The Black Phone (2022) directed by Scott Derrickson is a horror film about a young boy named Finney Blake who is kidnapped by “The Grabber” (a serial kidnapper and killer) and is held in a basement. In the basement, there is a disconnected phone which mysteriously rings. Finney finds out that the callers are the ghosts of The Grabber’s previous victims whose aim is to help Finney escape.

The film’s aesthetic, sound, and details echoes to Indigenous scholar Eve Tuck and artist C. Ree’s (2013) notions of hauntings in which we “might experience seepage, to see the coordinates of the familiar change from underneath and overhead, to trouble the real into a space that momentarily houses ghosts and into a time and place that is unexplainably urgent” (Tuck & Ree, 2013, p. 647). The ghosts in this film seep throughout the movie, urging viewers to understand and be aware of what they want out of the living and what the living needs to know.

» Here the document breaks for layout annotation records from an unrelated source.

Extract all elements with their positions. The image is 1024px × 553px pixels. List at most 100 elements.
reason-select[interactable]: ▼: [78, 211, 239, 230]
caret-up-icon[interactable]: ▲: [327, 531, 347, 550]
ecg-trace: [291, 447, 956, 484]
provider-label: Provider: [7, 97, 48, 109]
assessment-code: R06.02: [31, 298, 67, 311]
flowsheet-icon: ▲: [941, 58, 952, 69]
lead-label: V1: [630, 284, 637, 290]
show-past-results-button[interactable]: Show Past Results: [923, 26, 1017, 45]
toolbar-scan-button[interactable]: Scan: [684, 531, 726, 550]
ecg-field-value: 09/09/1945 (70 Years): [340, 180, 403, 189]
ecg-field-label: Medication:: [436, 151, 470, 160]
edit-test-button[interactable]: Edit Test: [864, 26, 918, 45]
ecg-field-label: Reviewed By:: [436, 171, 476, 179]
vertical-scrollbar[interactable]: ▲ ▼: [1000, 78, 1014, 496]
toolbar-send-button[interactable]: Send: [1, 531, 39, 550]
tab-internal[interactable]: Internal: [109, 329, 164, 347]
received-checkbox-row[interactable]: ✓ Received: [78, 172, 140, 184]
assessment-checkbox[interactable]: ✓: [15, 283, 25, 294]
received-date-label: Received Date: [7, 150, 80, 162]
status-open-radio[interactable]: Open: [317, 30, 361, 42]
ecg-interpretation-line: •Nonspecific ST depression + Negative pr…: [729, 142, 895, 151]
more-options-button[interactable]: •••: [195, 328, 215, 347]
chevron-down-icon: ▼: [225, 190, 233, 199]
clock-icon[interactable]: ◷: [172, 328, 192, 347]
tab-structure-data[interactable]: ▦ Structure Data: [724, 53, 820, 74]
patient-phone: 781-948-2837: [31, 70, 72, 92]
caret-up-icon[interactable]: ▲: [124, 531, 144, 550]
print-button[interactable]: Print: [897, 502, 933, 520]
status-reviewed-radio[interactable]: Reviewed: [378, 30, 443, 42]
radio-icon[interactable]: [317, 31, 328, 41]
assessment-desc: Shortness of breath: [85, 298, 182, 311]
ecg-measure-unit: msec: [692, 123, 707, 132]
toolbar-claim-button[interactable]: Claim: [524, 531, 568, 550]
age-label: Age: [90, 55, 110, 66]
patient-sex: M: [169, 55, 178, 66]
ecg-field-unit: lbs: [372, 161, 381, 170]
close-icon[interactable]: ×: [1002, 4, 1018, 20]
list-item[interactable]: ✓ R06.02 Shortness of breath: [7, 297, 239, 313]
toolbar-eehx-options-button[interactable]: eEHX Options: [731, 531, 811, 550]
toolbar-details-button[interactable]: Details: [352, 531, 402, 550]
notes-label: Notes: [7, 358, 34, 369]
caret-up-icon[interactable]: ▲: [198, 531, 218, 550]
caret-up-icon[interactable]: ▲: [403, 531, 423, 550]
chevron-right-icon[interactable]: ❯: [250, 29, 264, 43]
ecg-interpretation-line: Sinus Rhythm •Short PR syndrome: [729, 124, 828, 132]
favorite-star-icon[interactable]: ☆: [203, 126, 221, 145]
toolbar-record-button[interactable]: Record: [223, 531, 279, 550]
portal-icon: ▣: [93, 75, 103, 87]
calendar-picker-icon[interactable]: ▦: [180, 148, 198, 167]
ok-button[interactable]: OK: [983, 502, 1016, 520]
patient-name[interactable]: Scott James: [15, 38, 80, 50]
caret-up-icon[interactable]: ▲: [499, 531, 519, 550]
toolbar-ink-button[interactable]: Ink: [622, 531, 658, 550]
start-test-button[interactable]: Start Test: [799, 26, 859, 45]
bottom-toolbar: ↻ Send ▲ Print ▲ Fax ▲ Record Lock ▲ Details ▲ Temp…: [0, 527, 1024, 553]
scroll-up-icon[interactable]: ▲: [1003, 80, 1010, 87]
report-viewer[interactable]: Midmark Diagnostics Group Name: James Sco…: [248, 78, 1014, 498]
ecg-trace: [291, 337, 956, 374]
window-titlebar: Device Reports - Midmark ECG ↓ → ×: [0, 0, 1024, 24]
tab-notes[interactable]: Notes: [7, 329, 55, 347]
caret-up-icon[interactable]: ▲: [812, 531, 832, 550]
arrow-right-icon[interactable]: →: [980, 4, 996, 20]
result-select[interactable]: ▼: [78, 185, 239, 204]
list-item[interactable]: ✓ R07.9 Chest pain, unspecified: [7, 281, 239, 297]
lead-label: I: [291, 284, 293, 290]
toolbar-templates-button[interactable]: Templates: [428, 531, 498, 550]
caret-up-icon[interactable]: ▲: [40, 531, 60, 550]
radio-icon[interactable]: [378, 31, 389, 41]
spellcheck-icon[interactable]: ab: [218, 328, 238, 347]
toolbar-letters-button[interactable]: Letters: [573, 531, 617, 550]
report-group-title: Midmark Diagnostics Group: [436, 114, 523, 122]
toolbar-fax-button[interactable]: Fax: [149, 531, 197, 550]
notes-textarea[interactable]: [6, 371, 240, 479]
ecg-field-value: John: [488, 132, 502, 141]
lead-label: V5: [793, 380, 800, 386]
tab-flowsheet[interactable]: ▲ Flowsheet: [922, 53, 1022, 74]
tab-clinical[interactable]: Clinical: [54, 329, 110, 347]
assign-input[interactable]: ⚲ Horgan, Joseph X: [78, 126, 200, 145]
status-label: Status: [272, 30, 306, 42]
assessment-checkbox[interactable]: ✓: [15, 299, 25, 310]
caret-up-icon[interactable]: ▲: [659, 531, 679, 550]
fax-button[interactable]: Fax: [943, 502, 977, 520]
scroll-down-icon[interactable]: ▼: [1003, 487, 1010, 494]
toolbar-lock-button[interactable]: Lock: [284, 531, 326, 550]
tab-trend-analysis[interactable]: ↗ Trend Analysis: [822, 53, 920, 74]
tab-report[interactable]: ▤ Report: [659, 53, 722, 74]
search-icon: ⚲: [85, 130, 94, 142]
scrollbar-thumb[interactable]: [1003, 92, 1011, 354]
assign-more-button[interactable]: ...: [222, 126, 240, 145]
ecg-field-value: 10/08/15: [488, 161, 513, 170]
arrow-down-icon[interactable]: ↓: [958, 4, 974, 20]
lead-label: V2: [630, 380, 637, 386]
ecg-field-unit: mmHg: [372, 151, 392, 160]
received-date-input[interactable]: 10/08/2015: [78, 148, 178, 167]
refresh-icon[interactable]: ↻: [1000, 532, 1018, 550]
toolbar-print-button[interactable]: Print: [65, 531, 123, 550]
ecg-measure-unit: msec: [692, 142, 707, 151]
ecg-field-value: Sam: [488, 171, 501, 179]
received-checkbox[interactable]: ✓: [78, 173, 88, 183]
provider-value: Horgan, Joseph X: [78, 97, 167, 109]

Throughout the film, I made connections between the characters and gender, race, and class issues as the film seems to trigger a sense of uneasy nostalgia. For example, I question how one of the female-identified characters, Gwen, is treated versus Finney’s female lab partner, or how the case of the one racialized boy was handled differently than those of the other boys.

This presentation will connect how the hauntings within the film and the uneasy sense of nostalgia connects to broader social justice issues surrounding race, gender, and class.

Resubmitted: 

About the presenter

Sheetal Prasad

I am a Ph.D. candidate in the Faculty of Education at York University. My current research examines representation within Canadian history classrooms for secondary schooling and how the typical colonial narrative presented in classrooms can be intervened through multimodal learning and engagement. I combine archival and art research methods to create augmented reality works that inform viewers of multiple perspectives in Canadian history.

Research Areas: history education, a/r/tography, hauntings, archives, multimodal learning, secondary schools.